LES MASSES DE GRANIT DE SENGHOR
Aujourd’hui, les critiques légitimes du président-poète foisonnent. Mais de nombreux imprudents profanent son œuvre non sans une certaine mauvaise foi. Personne ne niera la hauteur de l’homme qui a imaginé un grand dessein pour un petit pays
Il y a 40 ans, Senghor quittait volontairement sa fonction de président de la République. Fait inédit dans une Afrique où la mode était plutôt aux autocrates assoiffés de pouvoir. Le père de la Nation sénégalaise devrait d’ailleurs inspirer de nombreux chefs d’Etat qui rêvent encore de mourir au pouvoir.
Il y a 19 ans, il nous quittait après avoir eu une vie politique et intellectuelle exceptionnelle.

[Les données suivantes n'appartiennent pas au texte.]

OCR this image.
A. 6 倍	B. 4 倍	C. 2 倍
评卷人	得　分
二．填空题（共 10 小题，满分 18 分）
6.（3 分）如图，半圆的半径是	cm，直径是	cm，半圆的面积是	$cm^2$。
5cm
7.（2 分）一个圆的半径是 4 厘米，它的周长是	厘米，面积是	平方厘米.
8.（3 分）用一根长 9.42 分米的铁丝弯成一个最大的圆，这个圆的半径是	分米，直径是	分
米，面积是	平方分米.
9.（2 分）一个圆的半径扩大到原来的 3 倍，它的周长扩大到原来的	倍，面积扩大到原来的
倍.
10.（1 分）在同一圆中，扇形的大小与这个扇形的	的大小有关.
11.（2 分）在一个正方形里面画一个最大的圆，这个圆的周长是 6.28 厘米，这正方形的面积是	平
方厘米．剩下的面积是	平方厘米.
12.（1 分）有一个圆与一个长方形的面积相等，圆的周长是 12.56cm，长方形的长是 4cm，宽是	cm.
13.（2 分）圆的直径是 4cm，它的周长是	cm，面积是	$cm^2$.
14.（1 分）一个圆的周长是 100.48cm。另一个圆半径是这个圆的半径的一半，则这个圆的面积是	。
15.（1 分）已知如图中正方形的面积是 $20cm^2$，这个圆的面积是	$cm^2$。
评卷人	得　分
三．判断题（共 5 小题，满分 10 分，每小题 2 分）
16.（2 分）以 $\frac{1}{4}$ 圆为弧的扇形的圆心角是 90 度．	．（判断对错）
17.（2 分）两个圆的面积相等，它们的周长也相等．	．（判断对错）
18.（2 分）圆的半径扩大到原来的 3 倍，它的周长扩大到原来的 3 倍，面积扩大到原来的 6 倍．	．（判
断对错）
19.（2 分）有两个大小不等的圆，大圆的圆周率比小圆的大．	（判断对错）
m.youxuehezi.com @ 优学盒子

Senghor est le plus grand Président africain. Il est le plus illustre des Sénégalais. Le devoir d’inventaire continue de s’exercer au sujet de l’œuvre de l’homme qui, comme toute œuvre humaine, par essence imparfaite, contient des impasses et des horreurs. Mais personne ne niera la hauteur de l’homme qui a imaginé un grand dessein pour un petit pays. Il a compris très tôt que l’homme est la plus grande ressource pour un pays et non l’or, le pétrole ou le gaz.
En 2020, Senghor apparaît encore plus moderne que nombre de ses détracteurs ; lui qui a bâti notre pays par l’arme miraculeuse de la culture. Par elle, il a érigé l’enracinement, l’ouverture et le recours aux humanités au rang de culte. Au rendez-vous du donner et du recevoir, le Sénégal, pays de lettrés, de peintres, de comédiens, offre des réponses aux questions existentielles de notre contemporanéité.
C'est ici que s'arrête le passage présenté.